On considère souvent à tort que les caractéristiques autistiques font partie du tableau de déficience visuelle d'origine centrale. Il peut effectivement y avoir d'authentiques caractéristiques autistiques, mais dans un certain nombre de cas, le diagnostic est basé sur une interprétation erronée du comportement visuel de l'enfant. Le fait que l'enfant ne maintienne pas la fixation sur son interlocuteur mais laisse errer son regard peut faire porter à tort le diagnostic d'autisme par quelqu'un qui n'est pas familier du problème visuel. De la même façon, un enfant qui utilise sa fixation excentrique dirige son regard, non pas vers les yeux de son interlocuteur mais plus haut, en général au niveau de la ligne des cheveux ou un peu au-dessus ; il ne faut pas croire qu'il "évite le contact oculaire". Enfin, un enfant dont l'accommodation est perturbée semble ne pas fixer le visage de son vis à vis mais regarder au travers, et ce comportement peut aussi être confondu avec un trait autistique.

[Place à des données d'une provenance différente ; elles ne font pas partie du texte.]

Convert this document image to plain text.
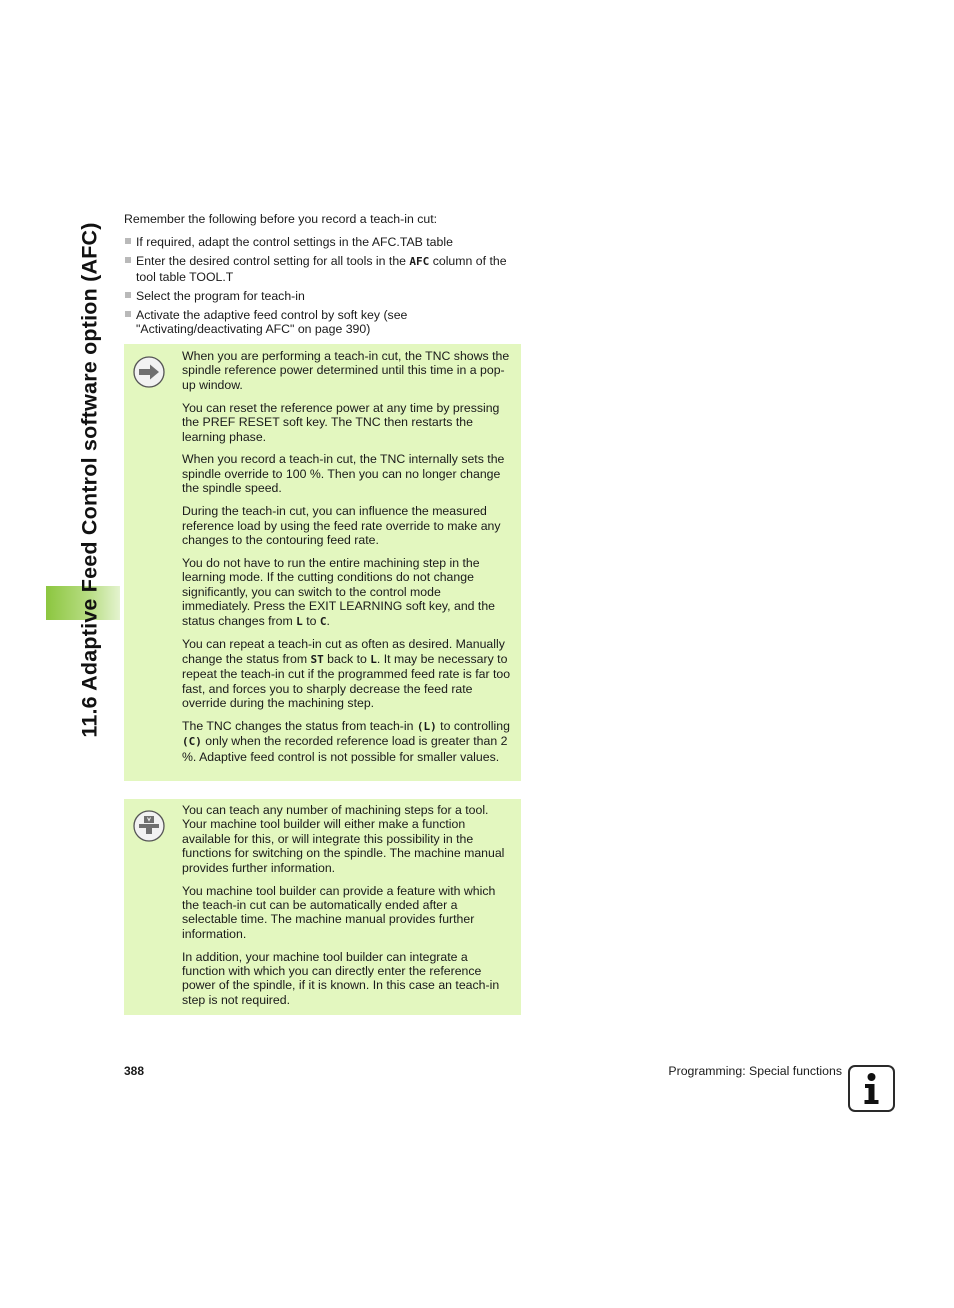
11.6 Adaptive Feed Control software option (AFC)

Remember the following before you record a teach-in cut:

If required, adapt the control settings in the AFC.TAB table
Enter the desired control setting for all tools in the AFC column of the tool table TOOL.T
Select the program for teach-in
Activate the adaptive feed control by soft key (see "Activating/deactivating AFC" on page 390)

When you are performing a teach-in cut, the TNC shows the spindle reference power determined until this time in a pop-up window.

You can reset the reference power at any time by pressing the PREF RESET soft key. The TNC then restarts the learning phase.

When you record a teach-in cut, the TNC internally sets the spindle override to 100 %. Then you can no longer change the spindle speed.

During the teach-in cut, you can influence the measured reference load by using the feed rate override to make any changes to the contouring feed rate.

You do not have to run the entire machining step in the learning mode. If the cutting conditions do not change significantly, you can switch to the control mode immediately. Press the EXIT LEARNING soft key, and the status changes from L to C.

You can repeat a teach-in cut as often as desired. Manually change the status from ST back to L. It may be necessary to repeat the teach-in cut if the programmed feed rate is far too fast, and forces you to sharply decrease the feed rate override during the machining step.

The TNC changes the status from teach-in (L) to controlling (C) only when the recorded reference load is greater than 2 %. Adaptive feed control is not possible for smaller values.

You can teach any number of machining steps for a tool. Your machine tool builder will either make a function available for this, or will integrate this possibility in the functions for switching on the spindle. The machine manual provides further information.

You machine tool builder can provide a feature with which the teach-in cut can be automatically ended after a selectable time. The machine manual provides further information.

In addition, your machine tool builder can integrate a function with which you can directly enter the reference power of the spindle, if it is known. In this case an teach-in step is not required.

388	Programming: Special functions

Avant de commencer l'examen, nous devons étudier en détail le comportement de l'enfant. Les enfants atteints de déficience visuelle d'origine centrale ont de nombreux points communs, diversement associés en fonction du siège des lésions. Les observations faites par les parents, les thérapeutes, les enseignants sont réunis dans un questionnaire recouvrant les aspects suivants du comportement de l'enfant :

  • le comportement visuel est variable : c'est la caractéristique la plus fréquemment retrouvée
  • l'enfant compense son déficit visuel par un développement précoce du langage
  • il le compense aussi par la mémoire
  • il préfère parler avec un adulte que jouer dans un groupe d'enfants
  • il évite les foules, et s'accroche à ses parents ; il redoute en particulier les plages et les piscines où la reconnaissance des visages est difficile
  • il commence à dessiner et à peindre tard ou pas du tout
  • il utilise plus la couleur que les autres enfants
  • il s'intéresse peu à la télé et aux bandes dessinées
  • il montre des signes de difficultés dans l'espace, s'arrêtant au niveau des escaliers et des ombres portées
  • parfois, il a appris les lettres et les chiffres très tôt, mais ne parvient pas à lire autre chose que des mots courts
  • il fait appel à ses frères et sœurs ou à ses parents dans les activités exigeant un effort visuel trop important
  • il se fâche lorsqu'on lui déplace même très peu ses jouets ou ses vêtements

Il faut poser ces questions lors d'entretiens avec les parents, les thérapeutes, les enseignants plutôt que de faire remplir des questionnaires pré imprimés. Ce serait d'ailleurs un grand progrès si ces questions pouvaient être posées dans les services de strabologie, où l'on traite beaucoup d'enfants sans s'apercevoir qu'ils ont une atteinte importante des fonctions visuelles supérieures.

Les techniques de compensation utilisées avec succès en maternelle s'avèrent inefficaces pour l'apprentissage de la lecture et du calcul. L'école primaire devient souvent un lieu de déception et de détresse pour un enfant qui, jusque là, apprenait avec enthousiasme.